= Kim K. Baldridge =

American theoretical and computational chemist

Kim K. Baldridge is an American theoretical and computational chemist who works to develop quantum mechanical methodologies and apply quantum chemical methods to problems in life sciences, materials science, and general studies. She is professor and vice dean in the School of Pharmaceutical Science and Technology of Tianjin University in China, where she also directs the High Performance Computing Center.

==Education and career==
Baldridge is originally from Minot, North Dakota, and graduated from Minot State University in 1982. She earned her Ph.D. in 1988 from North Dakota State University working under the supervision of Mark S. Gordon, and was a postdoctoral researcher at Wesleyan University until 1994. After becoming a scientist at the San Diego Supercomputer Center, she became a visiting professor at the University of California, San Diego in 1995, and continued to work at the San Diego Supercomputer Center and hold an adjunct professorship at the university before becoming a professor of theoretical chemistry at the University of Zurich in Switzerland in 2004. She moved to Tianjin University in 2014, following her husband Jay S. Siegel, who became dean of Pharmaceutical Science and Technology at Tianjin in 2013.

==Research==
Much of Baldridge's research involves finding better ways to use quantum mechanical methodologies to study complex molecules. For example, she used quantum mechanical approaches to study reaction paths and rates, inclusion of solvent effects, and evaluation of DFT functionals with dispersion correction for studying large polynuclear aromatic molecules.

Baldridge has contributed to quantum mechanical computer programs such as GAMESS (US), QMView, and GEMSTONE. GAMESS stands for General Atomic and Molecular Electronic System, and is an advanced chemistry program for calculations including generalized valence bond, the Hartree-Fock method, and density functional theory.

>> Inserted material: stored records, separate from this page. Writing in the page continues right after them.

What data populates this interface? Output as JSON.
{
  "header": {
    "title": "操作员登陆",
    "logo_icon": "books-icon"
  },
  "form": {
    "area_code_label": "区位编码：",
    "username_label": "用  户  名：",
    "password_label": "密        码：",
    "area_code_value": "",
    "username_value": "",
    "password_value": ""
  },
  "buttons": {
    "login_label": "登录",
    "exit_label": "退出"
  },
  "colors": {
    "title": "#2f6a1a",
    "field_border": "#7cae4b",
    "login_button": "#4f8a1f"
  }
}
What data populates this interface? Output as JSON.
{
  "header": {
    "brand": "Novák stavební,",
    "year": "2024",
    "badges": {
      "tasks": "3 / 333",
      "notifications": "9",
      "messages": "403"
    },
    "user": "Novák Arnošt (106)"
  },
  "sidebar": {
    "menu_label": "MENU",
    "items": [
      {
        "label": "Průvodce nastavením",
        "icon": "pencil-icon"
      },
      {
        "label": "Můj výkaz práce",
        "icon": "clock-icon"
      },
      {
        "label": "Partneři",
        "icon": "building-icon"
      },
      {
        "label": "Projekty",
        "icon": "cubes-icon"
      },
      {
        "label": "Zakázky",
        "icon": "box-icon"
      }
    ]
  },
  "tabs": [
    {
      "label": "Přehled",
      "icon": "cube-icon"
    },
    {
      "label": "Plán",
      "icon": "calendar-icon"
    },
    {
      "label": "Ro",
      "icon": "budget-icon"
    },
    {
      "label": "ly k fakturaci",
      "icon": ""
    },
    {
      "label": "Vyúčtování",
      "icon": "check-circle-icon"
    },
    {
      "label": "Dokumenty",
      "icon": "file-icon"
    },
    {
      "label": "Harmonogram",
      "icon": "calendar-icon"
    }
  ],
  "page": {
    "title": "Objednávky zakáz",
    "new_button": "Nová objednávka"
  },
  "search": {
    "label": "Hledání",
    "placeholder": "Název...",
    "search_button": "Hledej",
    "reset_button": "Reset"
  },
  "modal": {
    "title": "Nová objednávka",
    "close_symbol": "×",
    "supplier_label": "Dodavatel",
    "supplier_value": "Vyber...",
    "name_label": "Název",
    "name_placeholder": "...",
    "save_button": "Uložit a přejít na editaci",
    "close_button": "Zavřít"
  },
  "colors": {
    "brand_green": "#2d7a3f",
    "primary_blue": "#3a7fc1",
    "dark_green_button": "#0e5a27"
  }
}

==Awards and recognition==
Minot State University named Baldridge to their Academic Hall of Fame in 2013. Baldridge is a Fellow of the American Physical Society and was elected an American Association for the Advancement of Science Chemistry Fellow in 2001. She was given a 2019 Distinguished Women in Chemistry or Chemical Engineering Award by the International Union of Pure and Applied Chemistry (IUPAC), the only winner from Asia. The award was won for her work in developing and applying quantum chemistry programs in molecular science, for pioneering women-in-science symposia, and for championing for chemical safety in China.